Then for saving the data into the base dataset I have this function:

def SetScoreValues(ds_name, key_name, surgery_date_name, all_scores, print_debug = False):
    charlson_prefix = "Ch_"
    charlson_score_var_name = "CCI_"
    charlson_icd10_prefix = "Ch_ICD10_"
    charlson_icd10_score_var_name = "CCI_ICD10_"
    rs_charlson_prefix = "RS_Ch_"
    rs_charlson_score_var_name = "RS_CCI_"
    rs_charlson_icd10_prefix = "RS_Ch_ICD10_"
    rs_charlson_icd10_score_var_name = "RS_CCI_ICD10_"
    elixhausers_prefix = "Elx_"
    elixhausers_score_var_name = "ElxCI_"
    elixhausers_icd10_prefix = "Elx_ICD10_"
    elixhausers_icd10_score_var_name = "ElxCI_ICD10_"
    # The years is also dependant on GetDataFromSet
    years = [1, 2, 5]

    spss.Submit("DATASET ACTIVE {0} .".format(ds_name))
    
    # Remove the variable if it already exists from a previous run
    # For safety use only in debug mode
    if (print_debug or True):
        vars_to_delete = ""
        for i in range(spss.GetVariableCount()):
            var_name = spss.GetVariableName(i).strip()
            if (re.match(charlson_prefix, var_name)
                or re.match(charlson_icd10_prefix, var_name)
                or re.match(rs_charlson_prefix, var_name)
                or re.match(rs_charlson_icd10_prefix, var_name)
                or re.match(elixhausers_prefix, var_name)
                or re.match(elixhausers_icd10_prefix, var_name)
                or var_name[0:len(charlson_score_var_name)] == charlson_score_var_name
                or var_name[0:len(charlson_icd10_score_var_name)] == charlson_icd10_score_var_name
                or var_name[0:len(rs_charlson_score_var_name)] == rs_charlson_score_var_name
                or var_name[0:len(rs_charlson_icd10_score_var_name)] == rs_charlson_icd10_score_var_name
                or var_name[0:len(elixhausers_score_var_name)] == elixhausers_score_var_name
                or var_name[0:len(elixhausers_icd10_score_var_name)] == elixhausers_icd10_score_var_name):
                if (vars_to_delete == ""):
                    vars_to_delete = var_name
                else:
                    vars_to_delete += ", {0}".format(var_name)

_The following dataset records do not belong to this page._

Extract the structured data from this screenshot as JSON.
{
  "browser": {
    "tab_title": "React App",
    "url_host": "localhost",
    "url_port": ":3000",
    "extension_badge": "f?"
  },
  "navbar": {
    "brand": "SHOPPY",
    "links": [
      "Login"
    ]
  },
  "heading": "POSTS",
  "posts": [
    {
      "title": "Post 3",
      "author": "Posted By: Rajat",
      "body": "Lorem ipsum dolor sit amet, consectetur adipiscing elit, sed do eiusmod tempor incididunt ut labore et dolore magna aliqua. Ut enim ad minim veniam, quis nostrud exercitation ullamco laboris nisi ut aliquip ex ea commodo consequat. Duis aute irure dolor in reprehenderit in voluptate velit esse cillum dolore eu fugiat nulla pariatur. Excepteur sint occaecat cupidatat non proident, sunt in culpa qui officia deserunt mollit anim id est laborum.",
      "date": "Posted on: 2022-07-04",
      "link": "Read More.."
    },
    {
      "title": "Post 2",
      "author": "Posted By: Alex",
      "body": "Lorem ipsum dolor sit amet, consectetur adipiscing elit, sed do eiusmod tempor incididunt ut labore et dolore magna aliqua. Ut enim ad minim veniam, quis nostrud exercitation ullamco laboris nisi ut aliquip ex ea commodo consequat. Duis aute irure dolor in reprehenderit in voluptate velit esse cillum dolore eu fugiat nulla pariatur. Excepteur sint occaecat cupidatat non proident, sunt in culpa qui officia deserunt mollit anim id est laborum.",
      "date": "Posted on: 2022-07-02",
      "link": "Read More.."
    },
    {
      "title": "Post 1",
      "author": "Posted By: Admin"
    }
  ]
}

        if (len(vars_to_delete) > 0):
            print "Warning deleting variables: {0}".format(vars_to_delete)
            spss.Submit("DELETE VARIABLES {0}.".format(vars_to_delete));

    with spssdata.Spssdata(indexes=[key_name, surgery_date_name], cvtDates=(surgery_date_name, ), accessType='w') as cr:
        # Prepare variables, old vars should have been deleted
        for year in years:
            # Prepare Charlsons variables
            general_prefix = "{0}{1}yr_".format(charlson_prefix, year)
            main_prefix = "{0}{1}yr".format(charlson_score_var_name, year)

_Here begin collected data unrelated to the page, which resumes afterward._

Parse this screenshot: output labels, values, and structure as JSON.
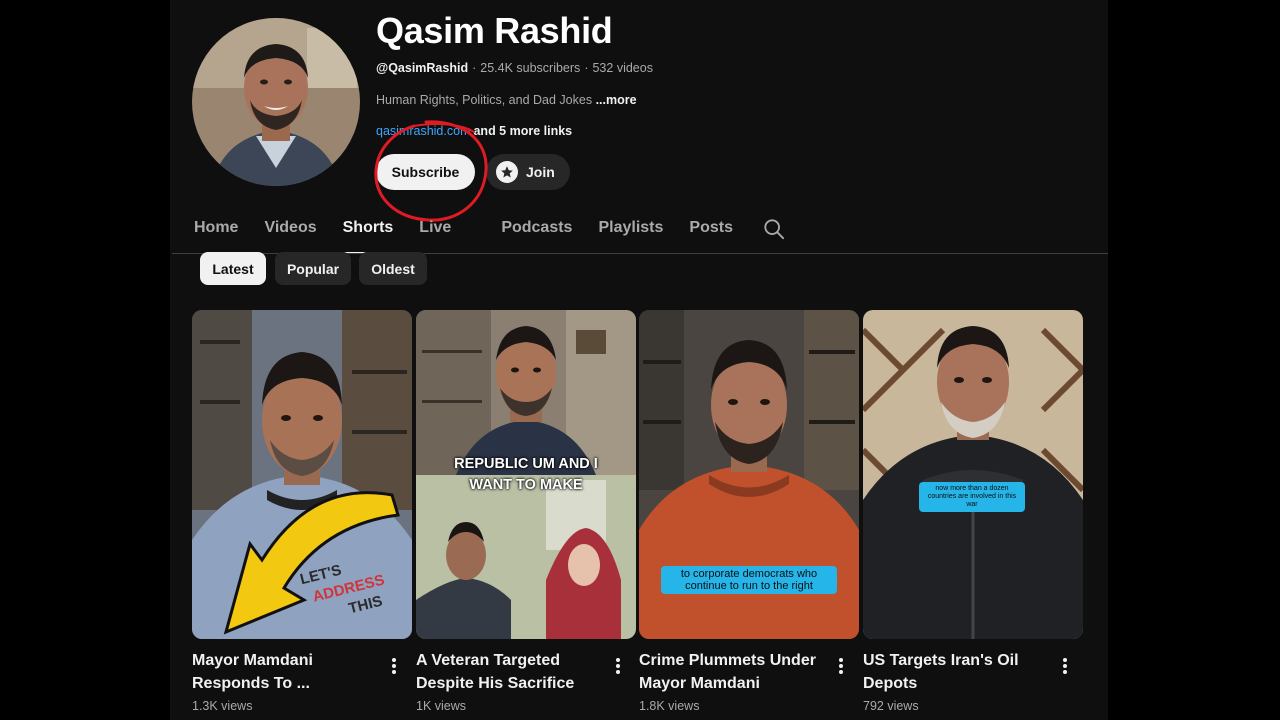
{
  "channel": {
    "name": "Qasim Rashid",
    "handle": "@QasimRashid",
    "subscribers": "25.4K subscribers",
    "videos": "532 videos",
    "description": "Human Rights, Politics, and Dad Jokes",
    "more_label": "...more",
    "link": "qasimrashid.com",
    "more_links": "and 5 more links"
  },
  "actions": {
    "subscribe_label": "Subscribe",
    "join_label": "Join"
  },
  "tabs": [
    {
      "label": "Home"
    },
    {
      "label": "Videos"
    },
    {
      "label": "Shorts",
      "active": true
    },
    {
      "label": "Live"
    },
    {
      "label": "Podcasts"
    },
    {
      "label": "Playlists"
    },
    {
      "label": "Posts"
    }
  ],
  "chips": [
    {
      "label": "Latest",
      "active": true
    },
    {
      "label": "Popular"
    },
    {
      "label": "Oldest"
    }
  ],
  "shorts": [
    {
      "title": "Mayor Mamdani Responds To ...",
      "views": "1.3K views",
      "overlay": "LET'S ADDRESS THIS"
    },
    {
      "title": "A Veteran Targeted Despite His Sacrifice",
      "views": "1K views",
      "overlay": "REPUBLIC UM AND I WANT TO MAKE"
    },
    {
      "title": "Crime Plummets Under Mayor Mamdani",
      "views": "1.8K views",
      "overlay": "to corporate democrats who continue to run to the right"
    },
    {
      "title": "US Targets Iran's Oil Depots",
      "views": "792 views",
      "overlay": "now more than a dozen countries are involved in this war"
    }
  ],
  "colors": {
    "background": "#0f0f0f",
    "link": "#3ea6ff",
    "annotation_circle": "#e01b24",
    "caption_box": "#25b5e8",
    "arrow": "#f2c811"
  }
}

            vdefs = GetCharlsonVdef(general_prefix, main_prefix)
            for vd in vdefs:
                cr.append(vd)

            general_prefix = "{0}{1}yr_".format(charlson_icd10_prefix, year)
            main_prefix = "{0}{1}yr".format(charlson_icd10_score_var_name, year)

            vdefs = GetCharlsonVdef(general_prefix, main_prefix)
            for vd in vdefs:
                cr.append(vd)

            # Prepare RS Charlsons variables
            general_prefix = "{0}{1}yr_".format(rs_charlson_prefix, year)
            main_prefix = "{0}{1}yr".format(rs_charlson_score_var_name, year)

            vdefs = GetRCSharlsonVdef(general_prefix, main_prefix)
            for vd in vdefs:
                cr.append(vd)

            # Prepare RS Charlsons Icd 10 variables
            general_prefix = "{0}{1}yr_".format(rs_charlson_icd10_prefix, year)
            main_prefix = "{0}{1}yr".format(rs_charlson_icd10_score_var_name, year)

            vdefs = GetRCSharlsonVdef(general_prefix, main_prefix)
            for vd in vdefs:
                cr.append(vd)

            # Prepare Elixhausers variables
            general_prefix = "{0}{1}yr_".format(elixhausers_prefix, year)
            main_prefix = "{0}{1}yr".format(elixhausers_score_var_name, year)

            vdefs = GetElixhausersVdef(general_prefix, main_prefix)
            for vd in vdefs:
                cr.append(vd)

            general_prefix = "{0}{1}yr_".format(elixhausers_icd10_prefix, year)
            main_prefix = "{0}{1}yr".format(elixhausers_icd10_score_var_name, year)

            vdefs = GetElixhausersVdef(general_prefix, main_prefix)
            for vd in vdefs:
                cr.append(vd)

        # Commit the prepared variables
        cr.commitdict()

        for row in cr:
            key_var = row[0]
            surgery_date = row[1]
            if (print_debug):
                print "\n-_ Check key: {0} _-".format(key_var)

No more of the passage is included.